Между тем даже это авторское удовлетворение имело свой недостаток, и мое личное неудовольствие было каким-то странным. Я читал свою работу, конечно, с наслаждением, так как я не отставал от своих собратьев, думая, что все, что я делал, было хорошо, но мой снисходительный литературный эгоизм был смешан с неприятным удивлением и недоверием, потому что моя работа, написанная с энтузиазмом, обсуждала чувства и твердила о теориях, в которые я не верил. Как это случилось? – спрашивал я себя. Зачем же я вызывал публику принять меня по фальшивой оценке?
Эта мысль ставила меня в тупик. Как я мог написать книгу, совершенно непохожую на меня, каким я теперь знал себя?

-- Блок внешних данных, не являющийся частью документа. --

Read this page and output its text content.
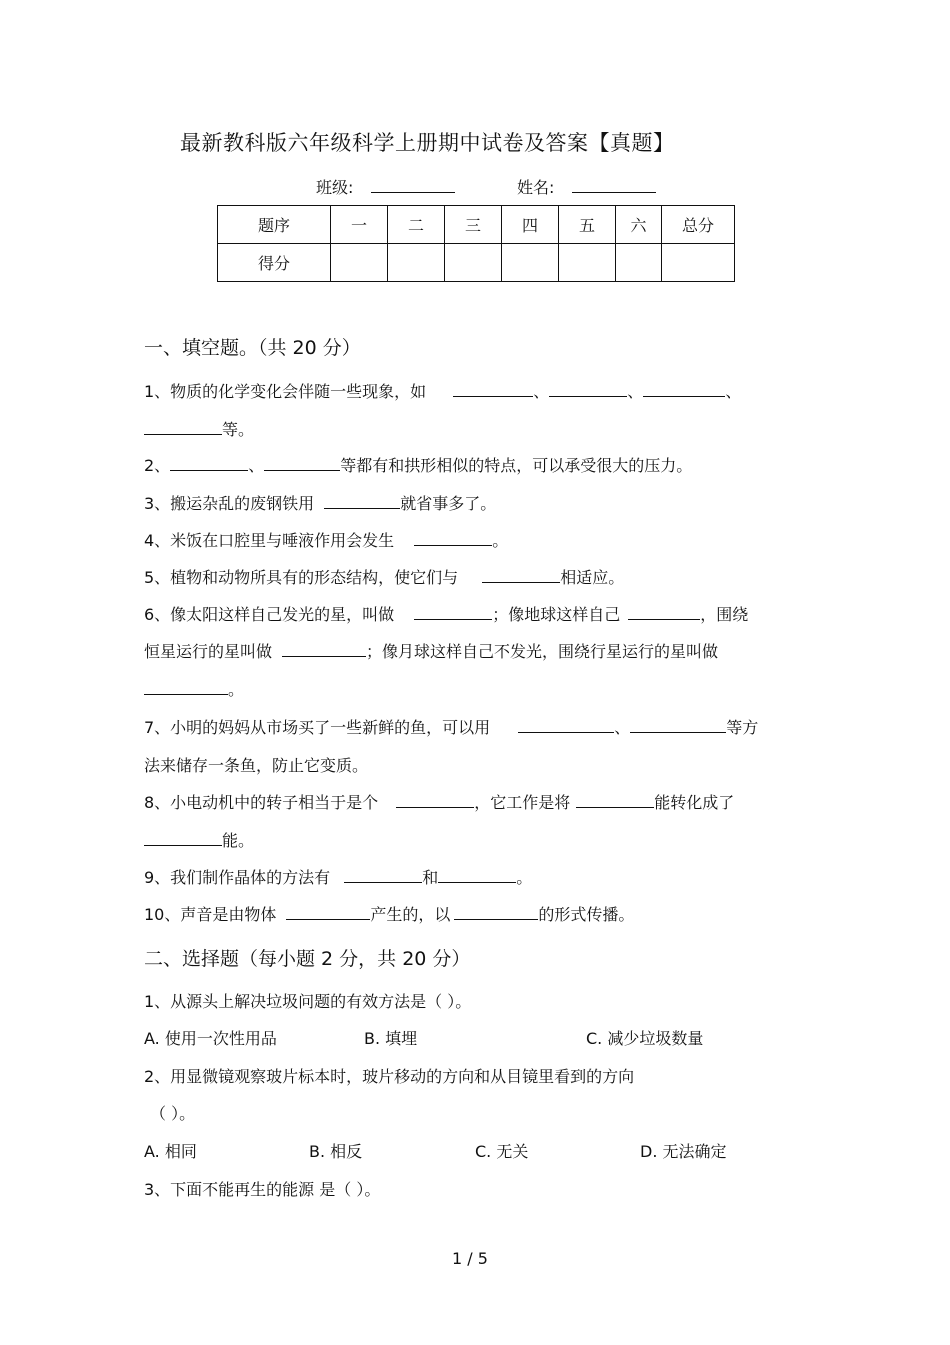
最新教科版六年级科学上册期中试卷及答案【真题】
班级:	姓名:
题序	一	二	三	四	五	六	总分
得分							
一、填空题。（共 20 分）
1、物质的化学变化会伴随一些现象，如	、	、	、
等。
2、	、	等都有和拱形相似的特点，可以承受很大的压力。
3、搬运杂乱的废钢铁用	就省事多了。
4、米饭在口腔里与唾液作用会发生	。
5、植物和动物所具有的形态结构，使它们与	相适应。
6、像太阳这样自己发光的星，叫做	；像地球这样自己	，围绕
恒星运行的星叫做	；像月球这样自己不发光，围绕行星运行的星叫做
。
7、小明的妈妈从市场买了一些新鲜的鱼，可以用	、	等方
法来储存一条鱼，防止它变质。
8、小电动机中的转子相当于是个	，它工作是将	能转化成了
能。
9、我们制作晶体的方法有	和	。
10、声音是由物体	产生的，以	的形式传播。
二、选择题（每小题 2 分，共 20 分）
1、从源头上解决垃圾问题的有效方法是（ ）。
A. 使用一次性用品	B. 填埋	C. 减少垃圾数量
2、用显微镜观察玻片标本时，玻片移动的方向和从目镜里看到的方向
（ ）。
A. 相同	B. 相反	C. 无关	D. 无法确定
3、下面不能再生的能源 是（ ）。
1 / 5
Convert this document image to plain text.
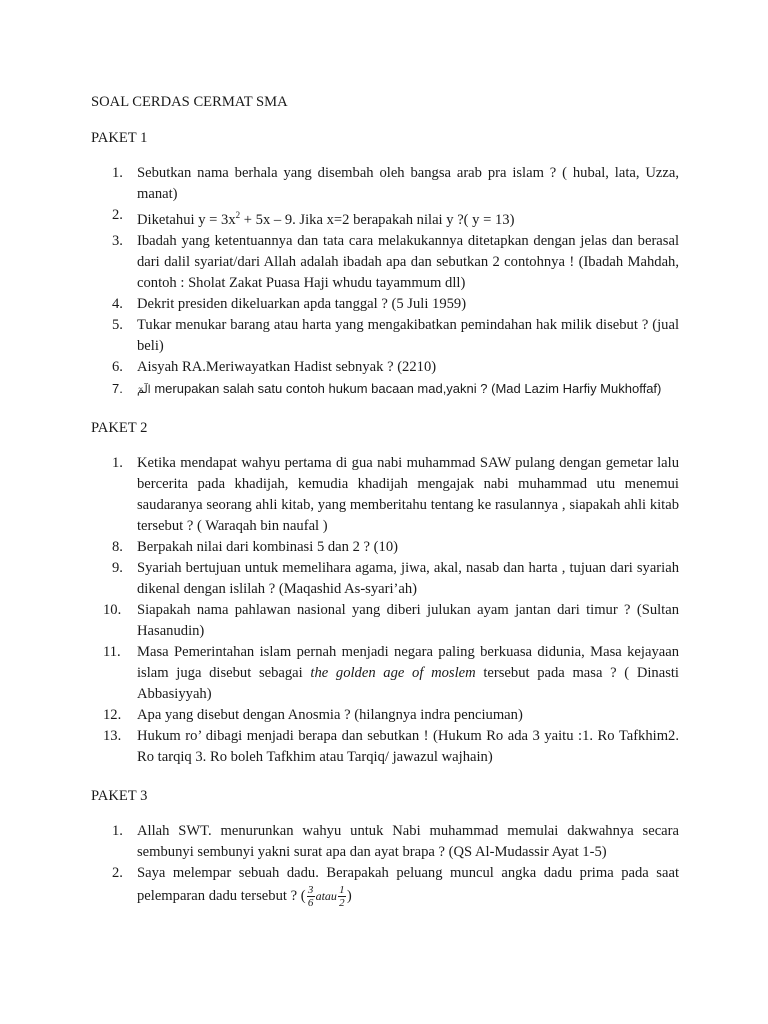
SOAL CERDAS CERMAT SMA

PAKET 1

1. Sebutkan nama berhala yang disembah oleh bangsa arab pra islam ? ( hubal, lata, Uzza, manat)
2. Diketahui $y = 3x^2 + 5x - 9$. Jika x=2 berapakah nilai y ?( y = 13)
3. Ibadah yang ketentuannya dan tata cara melakukannya ditetapkan dengan jelas dan berasal dari dalil syariat/dari Allah adalah ibadah apa dan sebutkan 2 contohnya ! (Ibadah Mahdah, contoh : Sholat Zakat Puasa Haji whudu tayammum dll)
4. Dekrit presiden dikeluarkan apda tanggal ? (5 Juli 1959)
5. Tukar menukar barang atau harta yang mengakibatkan pemindahan hak milik disebut ? (jual beli)
6. Aisyah RA.Meriwayatkan Hadist sebnyak ? (2210)
7. الٓمٓ merupakan salah satu contoh hukum bacaan mad,yakni ? (Mad Lazim Harfiy Mukhoffaf)

PAKET 2

1. Ketika mendapat wahyu pertama di gua nabi muhammad SAW pulang dengan gemetar lalu bercerita pada khadijah, kemudia khadijah mengajak nabi muhammad utu menemui saudaranya seorang ahli kitab, yang memberitahu tentang ke rasulannya , siapakah ahli kitab tersebut ? ( Waraqah bin naufal )
8. Berpakah nilai dari kombinasi 5 dan 2 ? (10)
9. Syariah bertujuan untuk memelihara agama, jiwa, akal, nasab dan harta , tujuan dari syariah dikenal dengan islilah ? (Maqashid As-syari’ah)
10. Siapakah nama pahlawan nasional yang diberi julukan ayam jantan dari timur ? (Sultan Hasanudin)
11. Masa Pemerintahan islam pernah menjadi negara paling berkuasa didunia, Masa kejayaan islam juga disebut sebagai the golden age of moslem tersebut pada masa ? ( Dinasti Abbasiyyah)
12. Apa yang disebut dengan Anosmia ? (hilangnya indra penciuman)
13. Hukum ro’ dibagi menjadi berapa dan sebutkan ! (Hukum Ro ada 3 yaitu :1. Ro Tafkhim2. Ro tarqiq 3. Ro boleh Tafkhim atau Tarqiq/ jawazul wajhain)

PAKET 3

1. Allah SWT. menurunkan wahyu untuk Nabi muhammad memulai dakwahnya secara sembunyi sembunyi yakni surat apa dan ayat brapa ? (QS Al-Mudassir Ayat 1-5)
2. Saya melempar sebuah dadu. Berapakah peluang muncul angka dadu prima pada saat pelemparan dadu tersebut ? ( $\frac{3}{6}$ atau $\frac{1}{2}$ )
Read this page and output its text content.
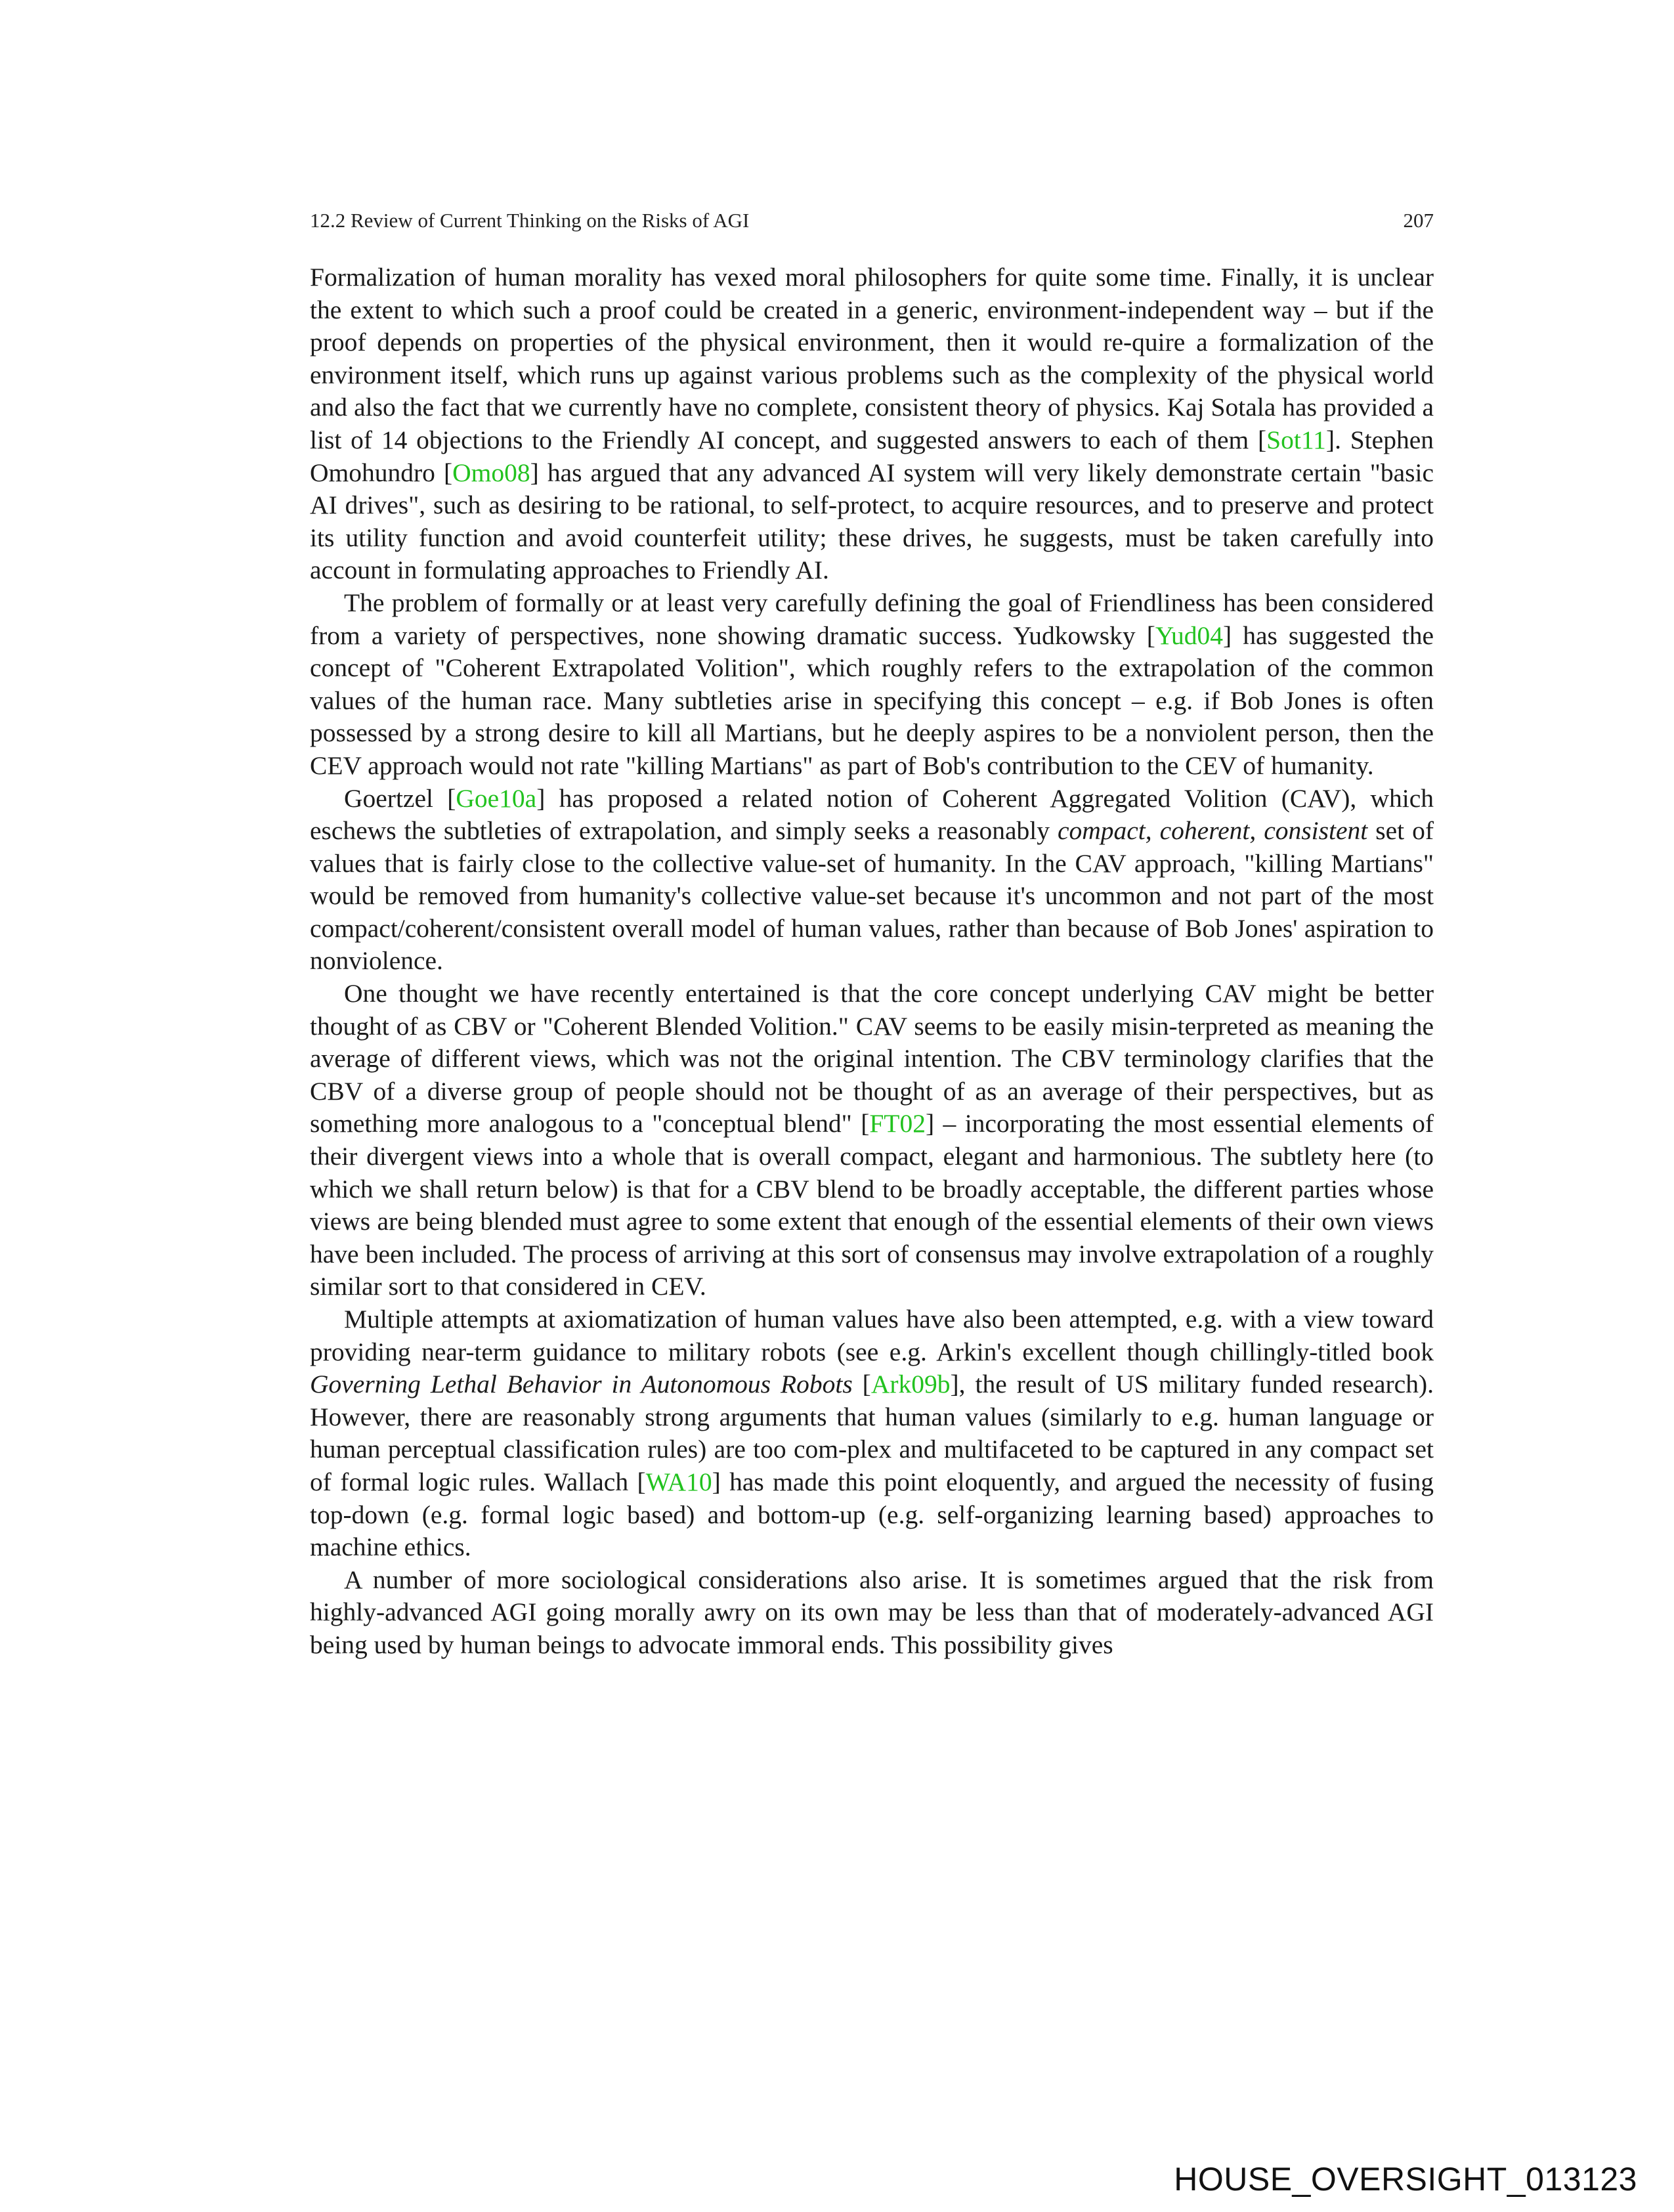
12.2 Review of Current Thinking on the Risks of AGI	207

Formalization of human morality has vexed moral philosophers for quite some time. Finally, it is unclear the extent to which such a proof could be created in a generic, environment-independent way – but if the proof depends on properties of the physical environment, then it would re-quire a formalization of the environment itself, which runs up against various problems such as the complexity of the physical world and also the fact that we currently have no complete, consistent theory of physics. Kaj Sotala has provided a list of 14 objections to the Friendly AI concept, and suggested answers to each of them [Sot11]. Stephen Omohundro [Omo08] has argued that any advanced AI system will very likely demonstrate certain "basic AI drives", such as desiring to be rational, to self-protect, to acquire resources, and to preserve and protect its utility function and avoid counterfeit utility; these drives, he suggests, must be taken carefully into account in formulating approaches to Friendly AI.

The problem of formally or at least very carefully defining the goal of Friendliness has been considered from a variety of perspectives, none showing dramatic success. Yudkowsky [Yud04] has suggested the concept of "Coherent Extrapolated Volition", which roughly refers to the extrapolation of the common values of the human race. Many subtleties arise in specifying this concept – e.g. if Bob Jones is often possessed by a strong desire to kill all Martians, but he deeply aspires to be a nonviolent person, then the CEV approach would not rate "killing Martians" as part of Bob's contribution to the CEV of humanity.

Goertzel [Goe10a] has proposed a related notion of Coherent Aggregated Volition (CAV), which eschews the subtleties of extrapolation, and simply seeks a reasonably compact, coherent, consistent set of values that is fairly close to the collective value-set of humanity. In the CAV approach, "killing Martians" would be removed from humanity's collective value-set because it's uncommon and not part of the most compact/coherent/consistent overall model of human values, rather than because of Bob Jones' aspiration to nonviolence.

One thought we have recently entertained is that the core concept underlying CAV might be better thought of as CBV or "Coherent Blended Volition." CAV seems to be easily misin-terpreted as meaning the average of different views, which was not the original intention. The CBV terminology clarifies that the CBV of a diverse group of people should not be thought of as an average of their perspectives, but as something more analogous to a "conceptual blend" [FT02] – incorporating the most essential elements of their divergent views into a whole that is overall compact, elegant and harmonious. The subtlety here (to which we shall return below) is that for a CBV blend to be broadly acceptable, the different parties whose views are being blended must agree to some extent that enough of the essential elements of their own views have been included. The process of arriving at this sort of consensus may involve extrapolation of a roughly similar sort to that considered in CEV.

Multiple attempts at axiomatization of human values have also been attempted, e.g. with a view toward providing near-term guidance to military robots (see e.g. Arkin's excellent though chillingly-titled book Governing Lethal Behavior in Autonomous Robots [Ark09b], the result of US military funded research). However, there are reasonably strong arguments that human values (similarly to e.g. human language or human perceptual classification rules) are too com-plex and multifaceted to be captured in any compact set of formal logic rules. Wallach [WA10] has made this point eloquently, and argued the necessity of fusing top-down (e.g. formal logic based) and bottom-up (e.g. self-organizing learning based) approaches to machine ethics.

A number of more sociological considerations also arise. It is sometimes argued that the risk from highly-advanced AGI going morally awry on its own may be less than that of moderately-advanced AGI being used by human beings to advocate immoral ends. This possibility gives

HOUSE_OVERSIGHT_013123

Мое перо, сознательно или бессознательно, написало то, что мой рассудок всецело отвергал, как, например, веру в Бога, веру в предсказанный прогресс человека. Я не верил ни в ту, ни в другую из этих доктрин. Когда мной овладевали безумные сны, что я – бедняк, умирающий с голода, не имевший друга в целом свете, то, вспоминая все это, я поспешно решил, что мое так называемое «вдохновение» было действием изнуренного мозга. Но тем не менее было нечто утонченное в поучительности истории, и однажды днем, когда я занимался пересмотром последних корректурных листов, я поймал себя на мысли, что книга была благороднее, чем ее автор. Эта идея причинила мне внезапную боль. Я бросил свои бумаги и остановился у окна. Шел сильный дождь, и улицы были черны от грязи; промокшие пешеходы имели жалкий вид, вся перспектива казалась печальной, и факт, что я был богатым человеком, не преодолел уныния, незаметно закравшегося в меня. Я был совершенно один, так как я теперь имел свой собственный ряд комнат в отеле, недалеко от тех, которые занимал князь Риманец. Я также имел своего слугу, порядочного человека, который мне нравился скорее за то, что разделял мое инстинктивное отвращение к княжескому лакею Амиэлю. Затем я имел своих лошадей и карету, кучера и грума, так что князь и я, будучи самыми задушевными друзьями на свете, должны были, избегая той «фамильярности», которая вызывает презрение, поддерживать каждый свой отдельный «имидж». В этот особенный день я был в более отвратительном расположении духа, чем в дни моей бедности, хотя, с рассудительной точки зрения, мне не о чем было горевать. Я обладал громадным состоянием, я пользовался прекрасным здоровьем и имел все, что хотел, сознавая, что, если бы мои желания увеличились, я легко могу удовлетворить их. Под руководством Лючио пресса работала с таким хорошим результатом, что я видел свое имя в каждой лондонской газете как «знаменитого миллионера». И для пользы публики, к сожалению, несведущей в этих делах, я могу пояснить, как неприкрашенную истину, что за четыреста фунтов стерлингов хорошо известное «агентство» гарантирует помещение все равно какой, лишь бы не пасквильной, статьи не менее как в четырехстах газетах. Таким образом, искусство «рекламирования» легко объясняется, и публика в состоянии понять, почему некоторые имена авторов постоянно встречаются в печати, тогда как другие, быть может, более достойные, остаются в неизвестности. Заслуга ставится в этих случаях ни во что – за деньги приобретается все. [4]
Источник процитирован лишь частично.